Va poi rilevato, anche sulla scorta della osservazione appena richiamata, come non risulti condivisibile il rilievo svolto dalla Corte territoriale a proposito della “mancanza di contestazioni”, da parte dei ricorrenti, “sotto il profilo dell’articolo 29 Reg. Consob” (sopra, nel n. 5, secondo capoverso). Al di la’ dell’effettiva suasivita’ di simile rilievo, che appare in se’ molto dubbia, sta comunque che la questione concerne le conseguenze derivante dalla violazione degli obblighi di informazione, non gia’ da quelli relativi all’eventuale adeguatezza dell’operazione. Il rilievo svolto dalla Corte territoriale si mostra, dunque, oggettivamente non pertinente.
8.- Cio’ posto, ancora va segnalato il peso, intrinsecamente determinante, dell’informazione che – secondo quanto accertato dalla stessa Corte di merito – la Cassa ha avrebbe dovuto trasmettere ai clienti investitori, ma che per contro ha omesso di fare.

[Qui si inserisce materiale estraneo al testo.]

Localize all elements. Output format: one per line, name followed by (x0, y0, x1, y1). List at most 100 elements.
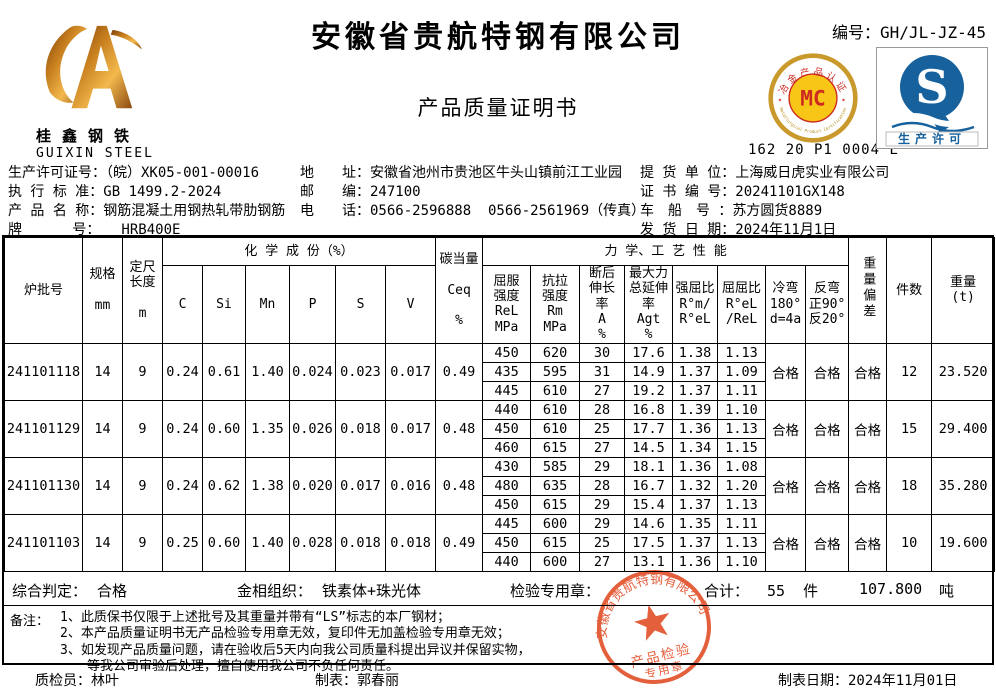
chem-c-cell: 0.24 (162, 399, 203, 458)
total-unit: 吨 (939, 581, 955, 600)
mech-value-cell-3: 17.5 (624, 532, 674, 553)
tabulator-text: 制表：郭春丽 (315, 673, 399, 689)
mech-value-cell-2: 27 (579, 551, 626, 572)
remark-line-3: 3、如发现产品质量问题，请在验收后5天内向我公司质量科提出异议并保留实物， (60, 642, 531, 658)
weight-dev-result-cell: 合格 (848, 513, 888, 572)
mech-value-cell-4: 1.37 (672, 380, 719, 401)
license-no-line: 生产许可证号：（皖）XK05-001-00016 (8, 165, 260, 181)
mech-value-cell-5: 1.10 (717, 551, 767, 572)
mech-value-cell-3: 14.9 (624, 361, 674, 382)
chem-mn-cell: 1.38 (245, 456, 290, 515)
mech-value-cell-2: 29 (579, 456, 626, 477)
mech-value-cell-2: 27 (579, 380, 626, 401)
mech-value-cell-2: 28 (579, 475, 626, 496)
mc-serial-number: 162 20 P1 0004 L (748, 142, 899, 158)
weight-dev-result-cell: 合格 (848, 456, 888, 515)
mech-value-cell-1: 610 (530, 418, 581, 439)
chem-mn-cell: 1.35 (245, 399, 290, 458)
mech-value-cell-4: 1.37 (672, 494, 719, 515)
mech-value-cell-2: 30 (579, 342, 626, 363)
mech-value-cell-1: 610 (530, 380, 581, 401)
ship-date-line: 发 货 日 期：2024年11月1日 (640, 222, 837, 238)
qs-production-license-icon: S 生产许可 (876, 47, 988, 149)
chem-mn-cell: 1.40 (245, 342, 290, 401)
pieces-cell: 15 (886, 399, 933, 458)
chem-s-cell: 0.023 (335, 342, 386, 401)
col-header-v: V (384, 265, 437, 344)
batch-row: 241101129 14 9 0.24 0.60 1.35 0.026 0.018 0.017 0… (4, 399, 996, 458)
product-name-line: 产 品 名 称：钢筋混凝土用钢热轧带肋钢筋 (8, 203, 286, 219)
cold-bend-result-cell: 合格 (765, 342, 807, 401)
pieces-cell: 18 (886, 456, 933, 515)
mech-value-cell-1: 600 (530, 513, 581, 534)
re-bend-result-cell: 合格 (805, 456, 850, 515)
chem-c-cell: 0.24 (162, 456, 203, 515)
mech-value-cell-0: 430 (482, 456, 532, 477)
summary-row: 综合判定： 合格 金相组织： 铁素体+珠光体 检验专用章： 合计： 55 件 1… (4, 572, 992, 606)
mech-value-cell-0: 440 (482, 551, 532, 572)
weight-cell: 35.280 (931, 456, 996, 515)
stamp-star-icon (634, 604, 670, 641)
mech-value-cell-3: 19.2 (624, 380, 674, 401)
batch-no-cell: 241101129 (4, 399, 83, 458)
mech-value-cell-5: 1.10 (717, 399, 767, 420)
total-pieces: 55 件 (767, 581, 819, 600)
spec-cell: 14 (82, 456, 123, 515)
mech-value-cell-4: 1.36 (672, 418, 719, 439)
mech-value-cell-4: 1.36 (672, 456, 719, 477)
address-line: 地 址：安徽省池州市贵池区牛头山镇前江工业园 (300, 165, 622, 181)
ceq-cell: 0.48 (435, 399, 484, 458)
length-cell: 9 (122, 456, 163, 515)
cert-no-line: 证 书 编 号：20241101GX148 (640, 184, 845, 200)
table-body: 241101118 14 9 0.24 0.61 1.40 0.024 0.023 0.017 0… (4, 342, 996, 572)
mech-value-cell-2: 28 (579, 399, 626, 420)
mech-value-cell-4: 1.37 (672, 532, 719, 553)
mech-value-cell-5: 1.11 (717, 513, 767, 534)
mech-value-cell-1: 600 (530, 551, 581, 572)
mech-value-cell-5: 1.13 (717, 418, 767, 439)
chem-si-cell: 0.62 (202, 456, 246, 515)
mech-value-cell-0: 440 (482, 399, 532, 420)
cold-bend-result-cell: 合格 (765, 399, 807, 458)
postcode-line: 邮 编：247100 (300, 184, 421, 200)
mech-value-cell-3: 16.7 (624, 475, 674, 496)
chem-si-cell: 0.60 (202, 513, 246, 572)
guixin-logo-block: 桂鑫钢铁 GUIXIN STEEL (36, 22, 176, 161)
remark-line-4: 等我公司审验后处理，擅自使用我公司不负任何责任。 (87, 659, 400, 675)
quality-data-table: 炉批号 规格 mm 定尺 长度 m 化 学 成 份（%） 碳当量 Ceq % 力… (4, 237, 996, 572)
mech-value-cell-4: 1.35 (672, 513, 719, 534)
batch-no-cell: 241101103 (4, 513, 83, 572)
batch-row: 241101130 14 9 0.24 0.62 1.38 0.020 0.017 0.016 0… (4, 456, 996, 515)
judge-label: 综合判定： (12, 581, 88, 600)
mc-star-left: ★ (778, 96, 782, 104)
mech-value-cell-3: 17.6 (624, 342, 674, 363)
chem-mn-cell: 1.40 (245, 513, 290, 572)
col-header-ceq: 碳当量 Ceq % (435, 237, 484, 344)
col-header-mn: Mn (245, 265, 290, 344)
mech-value-cell-3: 14.6 (624, 513, 674, 534)
mech-value-cell-0: 450 (482, 342, 532, 363)
col-group-mechanics: 力 学、工 艺 性 能 (482, 237, 850, 266)
spec-cell: 14 (82, 399, 123, 458)
length-cell: 9 (122, 513, 163, 572)
remarks-lines: 1、此质保书仅限于上述批号及其重量并带有“LS”标志的本厂钢材； 2、本产品质量… (60, 610, 531, 676)
grade-line: 牌 号： HRB400E (8, 222, 181, 238)
mech-value-cell-1: 610 (530, 399, 581, 420)
structure-value: 铁素体+珠光体 (322, 581, 422, 600)
chem-v-cell: 0.018 (384, 513, 437, 572)
mech-value-cell-1: 620 (530, 342, 581, 363)
mech-value-cell-5: 1.20 (717, 475, 767, 496)
col-header-size: 规格 mm (82, 237, 123, 344)
mech-value-cell-0: 445 (482, 380, 532, 401)
vehicle-line: 车 船 号 ：苏方圆货8889 (640, 203, 823, 219)
chem-s-cell: 0.017 (335, 456, 386, 515)
chem-v-cell: 0.017 (384, 342, 437, 401)
mech-value-cell-1: 615 (530, 437, 581, 458)
stamp-label: 检验专用章： (510, 581, 601, 600)
col-header-c: C (162, 265, 203, 344)
company-title: 安徽省贵航特钢有限公司 (311, 20, 685, 55)
mech-value-cell-2: 29 (579, 494, 626, 515)
chem-c-cell: 0.25 (162, 513, 203, 572)
mech-value-cell-2: 29 (579, 513, 626, 534)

Si tratta, in effetti, di un’informazione primaria, e cioe’ relativa alla stessa definizione di base del prodotto di cui all’investimento: trattasi – specifica appunto la Corte – di un’operazione tra soli investitori istituzionali (grey market), che fa inoltre riferimento a una sorta di “vendita di cosa futura”, sostanzialmente ascrivendosi al modello dell'”acquisto a fermo”.
Il detto peso, e la conseguente incidenza determinante della violazione dell’obbligo di informazione in punto di nesso di causalita’, risulta ancor piu’ enfatizzato, del resto, dalla clausola contenuta nella contrattualistica relativa alla Circular Offering, che piu’ volte si e’ sopra richiamata.
Per la verita’, non appare importante entrare qui nel merito specifico e puntuale dell’interpretazione che va correttamente data a tale clausola. E’ sufficiente segnalare, in effetti, il messaggio di forte, straordinario – rischio che la stessa di base contiene, per rilevare che la sua comunicazione agli investitori ben puo’ rilevarsi comunque decisiva per la formazione di una decisione di investimento. Per rilevare altresi’, e in via correlata, che la Corte territoriale ha finito per violare le norme invocate dai ricorrenti nell’escludere la sussistenza del nesso di causalita’ senza tenere adeguato conto delle caratteristiche presentate dalla fattispecie in esame e, in particolare, del forte rilievo che tale comunicazione avrebbe potuto avere per la formazione della decisione degli investitori.
9.- Il terzo motivo di ricorso risulta assorbito dall’accoglimento dei primi due motivi.
10.- In conclusione, vanno accolti i primi due motivi di ricorso, con assorbimento del terzo.
Di conseguenza, va cassata la sentenza impugnata e la controversia va rinviata alla Corte di Appello di Bologna, che, in diversa composizione, decidera’ anche sulle spese del giudizio di legittimita’.
P.Q.M.
La Corte accoglie il ricorso. Cassa la sentenza impugnata e rinvia la controversia alla Corte di Appello di Bologna che, in diversa composizione, provvedera’ a decidere anche sulle spese del giudizio di legittimita’.